En Angleterre, le mobile a changé les modes d'achats

Par 17 janvier 2012
Mots-clés : Smart city, EMEA
Shopping

Un acheteur britannique sur trois a utilisé un téléphone mobile dans le cadre de ses achats de fin d'année. Avec un enjeu principal : trouver où payer le moins cher.

Crise économique, comparaison de prix et smartphones. C’est le trio qui a donné un coup d’accélérateur à l’usage du téléphone mobile pour les achats de Noël 2011 au Royaume-Uni. Le cabinet Intersperience, spécialisé dans les études de consommation, a interrogé un millier d’acheteurs avant et après Noël pour établir que pas moins d'un sur trois s’était servi de son téléphone mobile en vue d’acheter des cadeaux. Pas nécessairement pour acheter directement mais pour trouver la bonne affaire : comparer les prix, chercher des informations sur les produits, étudier les notes et les commentaires en ligne, en grande partie pour cause de baisse de pouvoir d’achat.
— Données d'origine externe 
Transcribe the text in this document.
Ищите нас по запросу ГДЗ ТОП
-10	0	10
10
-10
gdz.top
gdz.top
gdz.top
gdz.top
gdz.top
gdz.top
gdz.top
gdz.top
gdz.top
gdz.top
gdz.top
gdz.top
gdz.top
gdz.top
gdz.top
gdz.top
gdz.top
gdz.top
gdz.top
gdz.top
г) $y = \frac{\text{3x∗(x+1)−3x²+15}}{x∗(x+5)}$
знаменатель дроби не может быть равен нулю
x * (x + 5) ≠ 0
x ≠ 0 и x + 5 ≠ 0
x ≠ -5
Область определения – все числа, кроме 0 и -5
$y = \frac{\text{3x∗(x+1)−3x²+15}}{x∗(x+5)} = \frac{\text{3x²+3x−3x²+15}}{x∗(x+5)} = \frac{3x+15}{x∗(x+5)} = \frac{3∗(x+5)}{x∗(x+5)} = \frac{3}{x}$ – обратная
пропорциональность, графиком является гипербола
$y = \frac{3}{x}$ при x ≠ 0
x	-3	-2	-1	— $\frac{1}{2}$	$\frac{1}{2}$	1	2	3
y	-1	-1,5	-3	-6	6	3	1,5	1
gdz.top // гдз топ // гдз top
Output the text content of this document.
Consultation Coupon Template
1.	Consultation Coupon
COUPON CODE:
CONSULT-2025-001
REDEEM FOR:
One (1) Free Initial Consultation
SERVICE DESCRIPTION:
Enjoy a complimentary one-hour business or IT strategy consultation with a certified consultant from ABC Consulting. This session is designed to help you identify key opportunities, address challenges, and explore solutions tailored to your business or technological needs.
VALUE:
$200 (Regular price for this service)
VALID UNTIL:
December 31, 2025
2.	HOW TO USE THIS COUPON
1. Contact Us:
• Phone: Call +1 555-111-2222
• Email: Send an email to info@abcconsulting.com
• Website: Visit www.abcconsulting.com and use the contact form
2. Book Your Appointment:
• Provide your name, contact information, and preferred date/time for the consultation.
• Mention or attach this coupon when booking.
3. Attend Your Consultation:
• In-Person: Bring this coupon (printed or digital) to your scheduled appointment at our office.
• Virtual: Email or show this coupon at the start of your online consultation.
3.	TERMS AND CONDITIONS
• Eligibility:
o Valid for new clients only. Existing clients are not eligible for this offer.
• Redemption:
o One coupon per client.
Près de 20% sont même allés visiter les sites d’un marchand alors qu’ils se tenaient à la porte du magasin d’un concurrent. Mieux : 30% ont acheté un produit via leur mobile alors qu’ils étaient déjà entrés dans le magasin d’un autre marchand.

Sur mobile, priorité à l'image

En 2011, le panier moyen du consommateur britannique sur Internet a augmenté de 25 livres pour atteindre 188 livres, contre un panier de 166 livres (13 de mieux) pour l’acheteur en magasin. Le mobile serait en bonne partie responsable de cette croissance. Mais un bémol : la proportion d’acheteurs sur Internet est tombée de 81% en 2010 à 72% en 2011. Ce sont les plus de 25 ans qui achètent véritablement en ligne ; les plus jeunes se servent d’Internet et du mobile pour faire des recherches. “Un site mobile de commerce doit donner la priorité à l’image”, estime Thierry Rousseau, consultant en commerce électronique. “Il doit fournir des photos de qualité des produits, la possibilité de voire les articles à 360°”. Car l’achat n’est pas forcément la priorité, avec le mobile. “Des fonctions telle la vérification de la disponibilité des produits en magasin sont aussi très pratiques”, notamment quand l’enseigne compte tout un réseau mais que le produit n’est pas en stock dans tous les points de vente.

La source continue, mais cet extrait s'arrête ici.